Meetings are canceled to give more attention to Brook and her studies, and dinner is ordered from a local eatery because even making a family meal seems a bridge too far. While these days are rare, they do happen and they turn my week into a game of “catch-up.”
And that’s OK.
For me, there are no secrets to success. I believe one of the main things needed to be successful – whether it is in academics, business or in life – is an understanding of your strengths and weaknesses. Before attempting to conquer the world, you must understand your abilities.
Capitalizing on your strengths is how you become successful, and that is what I try to teach Brooklyn and Evian.
Read Giselle’s previous chapter, The growing pains, or scroll down to explore more of her story
My weakness has always been time management.
I always think I can do more in the next 24 hours than I did in the last 24, and while that optimism can be considered a strength at times, not accepting the limits of time can hinder my progress. I’ve learned not to dwell on my weaknesses — say, a missed meeting or a late deadline — but instead I focus on working around them. I apply a more fluid schedule to accommodate my business and family needs.

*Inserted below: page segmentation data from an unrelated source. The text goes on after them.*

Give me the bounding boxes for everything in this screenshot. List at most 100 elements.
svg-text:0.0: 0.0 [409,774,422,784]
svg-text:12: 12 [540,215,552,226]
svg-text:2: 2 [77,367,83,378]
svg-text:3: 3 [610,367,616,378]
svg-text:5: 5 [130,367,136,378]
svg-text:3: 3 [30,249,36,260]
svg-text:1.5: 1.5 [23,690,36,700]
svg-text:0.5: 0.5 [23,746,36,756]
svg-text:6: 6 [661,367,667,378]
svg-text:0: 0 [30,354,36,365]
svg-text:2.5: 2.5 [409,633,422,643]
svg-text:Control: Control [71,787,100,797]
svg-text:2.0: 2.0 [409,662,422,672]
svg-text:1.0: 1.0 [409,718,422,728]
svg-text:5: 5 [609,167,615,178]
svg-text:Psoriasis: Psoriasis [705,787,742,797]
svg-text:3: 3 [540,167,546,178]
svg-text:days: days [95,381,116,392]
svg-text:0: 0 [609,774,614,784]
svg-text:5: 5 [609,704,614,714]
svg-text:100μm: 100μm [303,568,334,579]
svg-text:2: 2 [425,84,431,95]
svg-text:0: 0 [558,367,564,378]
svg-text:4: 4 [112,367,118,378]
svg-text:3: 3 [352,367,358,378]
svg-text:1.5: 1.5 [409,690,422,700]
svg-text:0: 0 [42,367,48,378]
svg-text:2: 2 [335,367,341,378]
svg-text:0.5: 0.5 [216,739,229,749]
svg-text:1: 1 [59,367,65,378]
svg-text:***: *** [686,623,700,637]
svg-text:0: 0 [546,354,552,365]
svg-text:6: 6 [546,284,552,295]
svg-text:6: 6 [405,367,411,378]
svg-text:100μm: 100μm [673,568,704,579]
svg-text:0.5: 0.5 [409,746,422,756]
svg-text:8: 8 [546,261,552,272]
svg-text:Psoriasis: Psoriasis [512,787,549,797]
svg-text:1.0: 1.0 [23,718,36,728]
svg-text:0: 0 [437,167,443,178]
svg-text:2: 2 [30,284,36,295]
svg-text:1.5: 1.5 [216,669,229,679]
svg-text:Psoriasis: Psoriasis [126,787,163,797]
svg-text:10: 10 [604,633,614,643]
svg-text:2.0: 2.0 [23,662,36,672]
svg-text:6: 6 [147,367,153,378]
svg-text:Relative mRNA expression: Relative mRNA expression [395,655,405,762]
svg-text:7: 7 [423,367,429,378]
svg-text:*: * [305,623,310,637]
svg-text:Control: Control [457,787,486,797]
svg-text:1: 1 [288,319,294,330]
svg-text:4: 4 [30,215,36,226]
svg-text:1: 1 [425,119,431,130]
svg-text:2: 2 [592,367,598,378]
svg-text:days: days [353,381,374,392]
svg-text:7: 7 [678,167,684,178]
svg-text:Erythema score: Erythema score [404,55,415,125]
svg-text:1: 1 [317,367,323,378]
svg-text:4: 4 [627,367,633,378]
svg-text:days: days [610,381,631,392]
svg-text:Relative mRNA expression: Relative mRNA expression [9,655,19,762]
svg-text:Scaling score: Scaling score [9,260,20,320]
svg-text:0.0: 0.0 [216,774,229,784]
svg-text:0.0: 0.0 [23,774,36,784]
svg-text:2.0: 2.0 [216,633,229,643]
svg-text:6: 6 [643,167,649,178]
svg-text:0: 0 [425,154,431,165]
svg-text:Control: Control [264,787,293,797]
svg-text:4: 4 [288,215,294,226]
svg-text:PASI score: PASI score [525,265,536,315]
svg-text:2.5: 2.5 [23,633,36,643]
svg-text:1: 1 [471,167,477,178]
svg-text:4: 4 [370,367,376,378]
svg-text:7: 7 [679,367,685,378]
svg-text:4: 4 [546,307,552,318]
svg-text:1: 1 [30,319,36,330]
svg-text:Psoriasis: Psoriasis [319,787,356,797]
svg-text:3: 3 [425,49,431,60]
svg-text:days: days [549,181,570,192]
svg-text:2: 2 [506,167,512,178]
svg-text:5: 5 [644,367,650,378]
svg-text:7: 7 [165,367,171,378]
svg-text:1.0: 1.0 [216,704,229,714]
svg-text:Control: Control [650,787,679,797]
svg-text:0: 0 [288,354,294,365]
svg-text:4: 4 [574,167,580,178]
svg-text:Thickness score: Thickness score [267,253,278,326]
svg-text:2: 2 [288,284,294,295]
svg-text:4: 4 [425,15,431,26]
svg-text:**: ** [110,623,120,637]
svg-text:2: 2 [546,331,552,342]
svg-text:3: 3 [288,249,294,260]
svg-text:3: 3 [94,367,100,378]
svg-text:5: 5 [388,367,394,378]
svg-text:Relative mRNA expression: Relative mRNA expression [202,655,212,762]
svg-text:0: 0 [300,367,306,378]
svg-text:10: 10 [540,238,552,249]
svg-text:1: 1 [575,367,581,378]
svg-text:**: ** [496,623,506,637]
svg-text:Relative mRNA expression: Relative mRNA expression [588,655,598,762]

I schedule meetings, and sometimes work at Worcester Public Library on Mondays, and the rest of the week is broken down into categories (though I try to stay flexible). Thursdays include extra study time for Brook. Fridays, for example, are catch-up days and weekly scheduling. Saturdays are “girls day” – the one day a week Brook, Evian and I forget about work and go out to explore what New England has to offer.
The apple doesn’t fall far from the tree with Brooklyn.

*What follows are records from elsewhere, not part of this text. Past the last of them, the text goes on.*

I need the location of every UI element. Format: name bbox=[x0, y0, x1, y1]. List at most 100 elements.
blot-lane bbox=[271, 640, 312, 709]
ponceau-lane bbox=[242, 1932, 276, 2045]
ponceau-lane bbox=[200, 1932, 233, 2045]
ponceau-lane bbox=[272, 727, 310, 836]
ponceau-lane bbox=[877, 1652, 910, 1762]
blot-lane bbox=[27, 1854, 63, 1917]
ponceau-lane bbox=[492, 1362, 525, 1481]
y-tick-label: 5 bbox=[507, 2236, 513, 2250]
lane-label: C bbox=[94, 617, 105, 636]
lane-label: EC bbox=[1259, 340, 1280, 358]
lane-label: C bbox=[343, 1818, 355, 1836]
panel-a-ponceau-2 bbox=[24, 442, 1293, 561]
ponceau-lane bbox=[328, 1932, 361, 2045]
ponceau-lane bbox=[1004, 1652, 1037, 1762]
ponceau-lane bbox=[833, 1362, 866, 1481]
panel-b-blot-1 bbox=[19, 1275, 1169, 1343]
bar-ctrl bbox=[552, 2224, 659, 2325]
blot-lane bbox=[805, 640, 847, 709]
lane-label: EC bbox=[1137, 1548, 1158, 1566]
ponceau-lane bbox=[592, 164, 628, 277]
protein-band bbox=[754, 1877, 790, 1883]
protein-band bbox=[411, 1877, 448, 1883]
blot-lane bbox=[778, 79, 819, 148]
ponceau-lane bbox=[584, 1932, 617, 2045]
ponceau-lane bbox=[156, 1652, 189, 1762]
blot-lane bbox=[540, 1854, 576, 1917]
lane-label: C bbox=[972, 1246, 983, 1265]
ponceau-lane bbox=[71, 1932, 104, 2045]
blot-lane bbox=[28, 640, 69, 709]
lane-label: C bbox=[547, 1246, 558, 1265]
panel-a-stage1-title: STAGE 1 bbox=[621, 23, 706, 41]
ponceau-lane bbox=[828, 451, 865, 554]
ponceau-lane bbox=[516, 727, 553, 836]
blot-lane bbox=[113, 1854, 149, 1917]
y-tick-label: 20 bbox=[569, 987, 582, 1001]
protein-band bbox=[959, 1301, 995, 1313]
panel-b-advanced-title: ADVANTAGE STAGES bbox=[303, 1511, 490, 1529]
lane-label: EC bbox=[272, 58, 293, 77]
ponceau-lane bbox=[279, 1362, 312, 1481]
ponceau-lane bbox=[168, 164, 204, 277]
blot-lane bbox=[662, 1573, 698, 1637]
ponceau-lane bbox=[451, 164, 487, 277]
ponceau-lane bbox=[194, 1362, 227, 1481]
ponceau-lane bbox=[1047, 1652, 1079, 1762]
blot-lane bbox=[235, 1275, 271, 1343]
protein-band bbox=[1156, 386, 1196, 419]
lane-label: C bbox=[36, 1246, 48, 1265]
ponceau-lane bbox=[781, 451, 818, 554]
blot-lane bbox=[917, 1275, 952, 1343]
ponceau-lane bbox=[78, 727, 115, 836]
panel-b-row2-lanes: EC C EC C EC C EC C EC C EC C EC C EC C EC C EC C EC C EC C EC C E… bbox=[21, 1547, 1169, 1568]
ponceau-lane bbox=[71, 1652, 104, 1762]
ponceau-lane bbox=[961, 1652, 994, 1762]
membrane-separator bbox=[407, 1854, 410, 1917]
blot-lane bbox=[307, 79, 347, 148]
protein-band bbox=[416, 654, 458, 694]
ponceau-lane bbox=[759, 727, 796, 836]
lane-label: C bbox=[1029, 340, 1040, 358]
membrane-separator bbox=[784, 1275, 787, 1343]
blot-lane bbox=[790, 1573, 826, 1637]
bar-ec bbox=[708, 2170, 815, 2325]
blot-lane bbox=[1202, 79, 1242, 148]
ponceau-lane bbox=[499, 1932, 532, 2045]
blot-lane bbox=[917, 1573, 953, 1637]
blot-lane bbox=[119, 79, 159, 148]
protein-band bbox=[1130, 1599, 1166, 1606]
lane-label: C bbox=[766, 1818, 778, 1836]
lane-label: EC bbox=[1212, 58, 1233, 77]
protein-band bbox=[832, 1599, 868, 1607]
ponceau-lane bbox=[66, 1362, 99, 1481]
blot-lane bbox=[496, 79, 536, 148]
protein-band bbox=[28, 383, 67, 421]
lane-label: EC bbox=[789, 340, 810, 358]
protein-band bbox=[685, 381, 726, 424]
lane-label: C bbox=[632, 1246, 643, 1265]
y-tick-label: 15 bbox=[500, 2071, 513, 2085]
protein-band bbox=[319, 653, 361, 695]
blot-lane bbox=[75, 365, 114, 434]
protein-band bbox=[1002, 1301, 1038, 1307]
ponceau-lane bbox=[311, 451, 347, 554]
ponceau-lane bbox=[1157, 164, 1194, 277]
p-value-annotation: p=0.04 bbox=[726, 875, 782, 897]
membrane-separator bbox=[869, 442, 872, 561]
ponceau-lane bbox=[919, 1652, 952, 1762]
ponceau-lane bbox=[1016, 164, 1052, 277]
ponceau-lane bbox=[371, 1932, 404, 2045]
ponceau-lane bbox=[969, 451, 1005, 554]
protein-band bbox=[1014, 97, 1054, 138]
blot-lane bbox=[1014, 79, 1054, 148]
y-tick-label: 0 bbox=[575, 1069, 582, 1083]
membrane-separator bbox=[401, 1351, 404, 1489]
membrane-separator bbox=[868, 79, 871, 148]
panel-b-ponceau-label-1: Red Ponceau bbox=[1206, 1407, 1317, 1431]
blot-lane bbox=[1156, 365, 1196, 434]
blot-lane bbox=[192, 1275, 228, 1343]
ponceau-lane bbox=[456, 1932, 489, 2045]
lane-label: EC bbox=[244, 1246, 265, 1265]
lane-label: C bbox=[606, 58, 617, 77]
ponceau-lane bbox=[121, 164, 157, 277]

Time is her adversary. Often she stares at the clock, constantly racing against its movement.
That race against the clock, for me, is how I produce my best work (despite it driving everyone else crazy). It does not have the same impact on Brooklyn, which is something we work on every day.

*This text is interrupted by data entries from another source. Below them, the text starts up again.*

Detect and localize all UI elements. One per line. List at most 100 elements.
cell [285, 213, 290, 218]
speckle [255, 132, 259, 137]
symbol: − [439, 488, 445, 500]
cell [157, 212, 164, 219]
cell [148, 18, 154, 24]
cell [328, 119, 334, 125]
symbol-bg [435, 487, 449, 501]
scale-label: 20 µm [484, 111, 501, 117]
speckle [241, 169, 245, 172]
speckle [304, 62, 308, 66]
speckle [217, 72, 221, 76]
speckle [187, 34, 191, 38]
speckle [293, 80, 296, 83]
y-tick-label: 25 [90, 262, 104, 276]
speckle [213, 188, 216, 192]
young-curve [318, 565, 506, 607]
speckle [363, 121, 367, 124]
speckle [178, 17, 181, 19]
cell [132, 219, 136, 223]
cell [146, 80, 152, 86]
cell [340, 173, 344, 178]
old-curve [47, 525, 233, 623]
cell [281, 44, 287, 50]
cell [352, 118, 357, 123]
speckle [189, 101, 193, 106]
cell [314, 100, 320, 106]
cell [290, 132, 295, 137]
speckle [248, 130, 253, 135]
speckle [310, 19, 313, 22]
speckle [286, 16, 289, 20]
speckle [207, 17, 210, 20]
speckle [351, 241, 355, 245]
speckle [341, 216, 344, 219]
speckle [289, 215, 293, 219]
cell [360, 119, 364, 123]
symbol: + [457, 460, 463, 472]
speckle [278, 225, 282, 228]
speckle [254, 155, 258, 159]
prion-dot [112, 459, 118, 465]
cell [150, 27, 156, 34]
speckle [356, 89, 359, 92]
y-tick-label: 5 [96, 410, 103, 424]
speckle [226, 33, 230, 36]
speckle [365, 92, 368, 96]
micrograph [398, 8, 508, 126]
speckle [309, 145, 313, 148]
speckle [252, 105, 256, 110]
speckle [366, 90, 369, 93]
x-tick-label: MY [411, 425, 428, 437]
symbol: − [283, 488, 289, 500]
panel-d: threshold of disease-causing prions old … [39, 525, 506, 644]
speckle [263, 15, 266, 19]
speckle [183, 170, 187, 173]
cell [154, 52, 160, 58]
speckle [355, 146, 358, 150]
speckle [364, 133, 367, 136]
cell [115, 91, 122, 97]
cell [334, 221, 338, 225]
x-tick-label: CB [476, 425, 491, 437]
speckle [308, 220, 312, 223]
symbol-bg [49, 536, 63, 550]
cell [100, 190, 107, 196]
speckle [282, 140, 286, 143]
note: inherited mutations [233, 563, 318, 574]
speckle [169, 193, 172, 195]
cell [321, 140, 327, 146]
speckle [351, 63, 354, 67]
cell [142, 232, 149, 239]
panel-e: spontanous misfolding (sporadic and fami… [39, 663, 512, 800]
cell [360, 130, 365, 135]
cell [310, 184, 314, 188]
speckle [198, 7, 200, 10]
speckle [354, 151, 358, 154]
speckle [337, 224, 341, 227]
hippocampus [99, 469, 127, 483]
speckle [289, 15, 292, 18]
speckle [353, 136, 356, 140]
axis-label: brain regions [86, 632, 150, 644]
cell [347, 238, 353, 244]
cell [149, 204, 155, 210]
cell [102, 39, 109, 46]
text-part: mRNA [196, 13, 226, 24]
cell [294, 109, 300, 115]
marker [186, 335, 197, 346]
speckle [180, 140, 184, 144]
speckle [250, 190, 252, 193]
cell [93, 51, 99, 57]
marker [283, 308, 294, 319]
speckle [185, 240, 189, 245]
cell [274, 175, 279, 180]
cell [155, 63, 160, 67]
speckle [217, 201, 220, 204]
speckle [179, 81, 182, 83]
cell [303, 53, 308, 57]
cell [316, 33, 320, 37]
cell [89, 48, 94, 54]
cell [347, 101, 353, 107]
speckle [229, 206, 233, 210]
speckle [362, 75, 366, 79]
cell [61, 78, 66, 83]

Fortunately, we can give her a schedule that can accommodate her battle against time at such a young age. Every Thursday, we sit and evaluate the amount of work she has completed during the week and figure out if there are any questions about upcoming topics and projects.
We work on larger projects on Thursdays so she can have my undivided attention, and we usually end the day early, to give her time to take a mental break. Gratefully, with TEC Connections Academy — the online school curriculum we follow — we have access to a bank of resources to help us through these challenges.
That first step — understanding your strengths and weaknesses — is what can produce truly impressive results. It is the true predictor of success and the only way I’ve found to achieve a positive perception in life. Many people doubt themselves because they believe society demands we must be great in all we do. “Be perfect and achieve greatness,” seems to be the slogan I hear from many people, but they fail to realize our weaknesses help make us who we are. The earlier we can learn more about ourselves, the earlier we can conquer our obstacles.
In our house, we have the “no excuses” rule.
We learn to work hard on developing ourselves to be able to achieve what we want. If we fail at something, we don’t overlook it. We take the time to understand why we failed and if it was something we could control.
People always wonder how I get through the week and, to be honest, it is just how I have grown to be. I don’t just try to live the entrepreneurial life, I actually embody it. It is part of who I am and for years, I have always worked around my weaknesses to be able to accomplish what I need.
When you come from a background of limited financial means, there is a trigger within you that keeps you on the move. It is part of who I am, and I believe that it raised me to fully understand the meaning of being grateful. Understanding yourself means understanding your goals and how to achieve them.
Brooklyn is still young, and while I expose her to a lot of creative outlets to show her what the world has to offer, I always tell her that talent means nothing if you don’t work hard. Being an entrepreneur isn’t about having talent or a big idea. It is about self-awareness and years of hard work.
For Brooklyn, her current grades reflect just that. Working hard over the last year has elevated her understanding of herself, her talents and how to improve on her weaknesses.